In these stories brands empower helpless consumers to become true citizens that can make a difference. The only problem is that this transition isn’t easy because people apparently find it hard to believe that companies, which for decades were mostly focused on selling more stuff convincing us that “happiness is the smell of a new car,” suddenly take interest in our wellbeing, not to mention our communities’ wellbeing.
So it shouldn’t come as a surprise that all the examples brought up in the report on how to do it right when it comes to creating a sustainability narrative are of new companies (Lyft and Toms), B2B companies, or companies that worked from day one to build an authentic sustainable profile (Ben & Jerry’s and The Body Shop). Apparently rebuilding your sustainability narrative is much more difficult than creating it from scratch.
Still, this is not an impossible mission, and this is where the report comes in handy for companies facing this challenge. Its second part provides practical advice on how to engage people with an effective sustainable narrative. The first recommendation is to go tribal, exploring the symbols, language and rituals that shape our culture and approaching his tribe differently in accordance with these elements.
The report identifies three different tribes – the radius tribe: the people who do rather than talk (they share assets and skills, celebrate local traditions, and unite in local events); the good collective tribe: the people who make every moment count (they do good and volunteer, share their activities online and are rewarded for “do gooding” and sharing); and the bettering tribe: the people who see what’s possible (they enhance products, services and experiences to be more sustainable, influence companies by sharing ideas and experiences, and engage with them in various ways like crowdsourcing).

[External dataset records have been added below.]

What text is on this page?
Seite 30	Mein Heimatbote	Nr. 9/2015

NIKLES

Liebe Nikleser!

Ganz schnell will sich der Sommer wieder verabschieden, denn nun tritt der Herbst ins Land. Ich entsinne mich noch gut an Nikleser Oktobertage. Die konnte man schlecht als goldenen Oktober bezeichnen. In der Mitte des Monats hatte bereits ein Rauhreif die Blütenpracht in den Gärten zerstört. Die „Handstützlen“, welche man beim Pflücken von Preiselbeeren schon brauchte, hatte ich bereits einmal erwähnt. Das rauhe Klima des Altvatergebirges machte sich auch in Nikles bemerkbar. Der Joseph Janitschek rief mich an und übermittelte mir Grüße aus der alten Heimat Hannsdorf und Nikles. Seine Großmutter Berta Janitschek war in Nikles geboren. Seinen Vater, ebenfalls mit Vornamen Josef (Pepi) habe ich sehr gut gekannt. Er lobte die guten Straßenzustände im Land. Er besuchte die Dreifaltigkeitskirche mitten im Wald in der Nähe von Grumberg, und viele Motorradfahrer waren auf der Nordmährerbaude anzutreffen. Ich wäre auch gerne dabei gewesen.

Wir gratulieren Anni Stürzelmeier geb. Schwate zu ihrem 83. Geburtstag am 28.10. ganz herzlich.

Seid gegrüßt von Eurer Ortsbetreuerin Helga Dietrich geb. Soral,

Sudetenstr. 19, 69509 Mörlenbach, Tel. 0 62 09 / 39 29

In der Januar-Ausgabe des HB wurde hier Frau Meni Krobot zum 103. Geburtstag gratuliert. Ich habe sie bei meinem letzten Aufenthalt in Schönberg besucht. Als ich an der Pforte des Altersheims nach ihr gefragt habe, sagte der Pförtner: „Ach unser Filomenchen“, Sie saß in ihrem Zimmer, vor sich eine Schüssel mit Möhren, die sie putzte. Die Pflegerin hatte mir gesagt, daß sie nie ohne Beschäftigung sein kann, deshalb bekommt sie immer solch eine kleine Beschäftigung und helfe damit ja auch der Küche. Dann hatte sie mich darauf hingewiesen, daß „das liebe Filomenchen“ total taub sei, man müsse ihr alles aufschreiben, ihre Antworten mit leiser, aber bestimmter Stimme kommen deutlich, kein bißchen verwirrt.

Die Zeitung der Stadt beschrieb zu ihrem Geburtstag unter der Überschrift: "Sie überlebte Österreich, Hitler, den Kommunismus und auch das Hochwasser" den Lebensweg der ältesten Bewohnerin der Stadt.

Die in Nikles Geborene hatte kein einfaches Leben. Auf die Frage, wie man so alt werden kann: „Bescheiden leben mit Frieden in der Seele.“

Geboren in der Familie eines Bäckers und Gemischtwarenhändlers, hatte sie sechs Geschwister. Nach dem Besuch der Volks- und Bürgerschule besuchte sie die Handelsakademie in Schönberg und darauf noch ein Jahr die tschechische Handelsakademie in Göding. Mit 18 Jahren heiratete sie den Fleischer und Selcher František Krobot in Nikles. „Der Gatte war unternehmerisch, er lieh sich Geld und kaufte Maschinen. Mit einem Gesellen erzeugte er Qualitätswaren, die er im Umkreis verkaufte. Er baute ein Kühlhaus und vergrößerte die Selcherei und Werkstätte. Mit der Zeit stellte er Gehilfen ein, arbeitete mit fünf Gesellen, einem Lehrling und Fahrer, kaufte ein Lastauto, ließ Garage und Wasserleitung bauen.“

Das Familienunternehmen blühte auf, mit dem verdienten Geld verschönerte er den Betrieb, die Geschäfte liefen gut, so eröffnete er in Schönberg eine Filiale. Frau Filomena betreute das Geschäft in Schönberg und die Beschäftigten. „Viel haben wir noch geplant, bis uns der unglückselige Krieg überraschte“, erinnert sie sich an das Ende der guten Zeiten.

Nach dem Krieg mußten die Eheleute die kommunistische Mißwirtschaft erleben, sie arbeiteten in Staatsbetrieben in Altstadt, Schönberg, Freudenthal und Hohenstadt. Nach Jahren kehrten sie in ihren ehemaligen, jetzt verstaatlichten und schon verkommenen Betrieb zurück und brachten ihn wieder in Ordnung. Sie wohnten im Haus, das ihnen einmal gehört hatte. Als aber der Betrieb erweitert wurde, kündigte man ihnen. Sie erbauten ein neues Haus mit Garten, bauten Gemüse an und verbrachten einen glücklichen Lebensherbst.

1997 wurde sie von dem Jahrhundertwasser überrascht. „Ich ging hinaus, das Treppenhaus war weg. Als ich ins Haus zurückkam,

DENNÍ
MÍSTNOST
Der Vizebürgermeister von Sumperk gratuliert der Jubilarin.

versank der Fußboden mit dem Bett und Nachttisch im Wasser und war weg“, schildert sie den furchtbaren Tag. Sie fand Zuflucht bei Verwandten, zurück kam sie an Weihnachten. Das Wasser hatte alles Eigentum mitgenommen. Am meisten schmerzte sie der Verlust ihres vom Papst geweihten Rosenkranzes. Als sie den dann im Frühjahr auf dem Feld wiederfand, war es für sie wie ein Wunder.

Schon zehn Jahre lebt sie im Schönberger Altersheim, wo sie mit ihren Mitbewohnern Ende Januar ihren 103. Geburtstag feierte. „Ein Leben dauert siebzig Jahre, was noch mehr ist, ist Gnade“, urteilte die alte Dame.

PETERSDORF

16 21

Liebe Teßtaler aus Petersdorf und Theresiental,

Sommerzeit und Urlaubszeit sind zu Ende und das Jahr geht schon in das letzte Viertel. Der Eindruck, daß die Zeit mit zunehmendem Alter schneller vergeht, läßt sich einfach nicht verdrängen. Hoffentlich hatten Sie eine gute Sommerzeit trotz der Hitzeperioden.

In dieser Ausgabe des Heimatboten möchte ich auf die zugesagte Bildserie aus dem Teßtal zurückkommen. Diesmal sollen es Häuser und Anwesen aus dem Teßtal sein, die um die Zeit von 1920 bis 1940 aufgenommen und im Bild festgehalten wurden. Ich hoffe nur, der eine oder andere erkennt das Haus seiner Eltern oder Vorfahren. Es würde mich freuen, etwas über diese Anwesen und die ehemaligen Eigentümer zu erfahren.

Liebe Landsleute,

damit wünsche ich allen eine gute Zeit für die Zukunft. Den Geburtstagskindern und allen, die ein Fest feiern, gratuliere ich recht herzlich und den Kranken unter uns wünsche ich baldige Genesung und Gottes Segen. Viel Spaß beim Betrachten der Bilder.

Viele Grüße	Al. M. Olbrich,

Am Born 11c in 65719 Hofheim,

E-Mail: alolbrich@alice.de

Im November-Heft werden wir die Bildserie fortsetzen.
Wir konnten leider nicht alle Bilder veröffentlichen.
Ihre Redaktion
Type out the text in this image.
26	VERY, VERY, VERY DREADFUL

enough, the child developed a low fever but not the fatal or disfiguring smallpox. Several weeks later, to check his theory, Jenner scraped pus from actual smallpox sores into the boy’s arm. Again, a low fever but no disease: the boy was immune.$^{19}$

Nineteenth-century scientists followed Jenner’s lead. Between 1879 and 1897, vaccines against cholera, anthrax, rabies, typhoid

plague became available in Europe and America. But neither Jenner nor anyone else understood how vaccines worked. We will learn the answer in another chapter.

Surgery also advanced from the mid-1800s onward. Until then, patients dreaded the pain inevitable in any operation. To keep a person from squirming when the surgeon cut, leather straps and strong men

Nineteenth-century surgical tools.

Okay, so we have divided the target market into three tribes. Now, what’s next? The report offers three simple but important key innovation pathways to reach these tribes: Communicate sustainability in the context of everyday life, connect to the universal aspiration to live a meaningful and happy life, and inspire innovation and refuse to accept compromise.
Finally, the report offers couple of takeaways on how might brands lead the way forward: give them something to believe in (for example Holstee manifesto); give them community to belong to (Toms); amplify their voices and creativity (GE garages); give them social status and something to share (Upworthy); and give them a platform for participation and impact (Ben and Jerry’s).
Overall, the report rightly identifies the disconnectedness between people and the sustainability as both a problem and an opportunity for companies. Can they meet this challenge? I believe the answer is yes, but only if they are really up to the challenge and understand that this is as much about the narrator (i.e. themselves) as it is about the narrative.
Companies should also remember that this fight is may be more about the seventh rule of fight club – “fights will go on as long as they have to” — more than it is the first rule. The winners will be those that build an authentic, transparent narrative for the long run — one that is all about sustainability, with or without the ‘S’ word in it.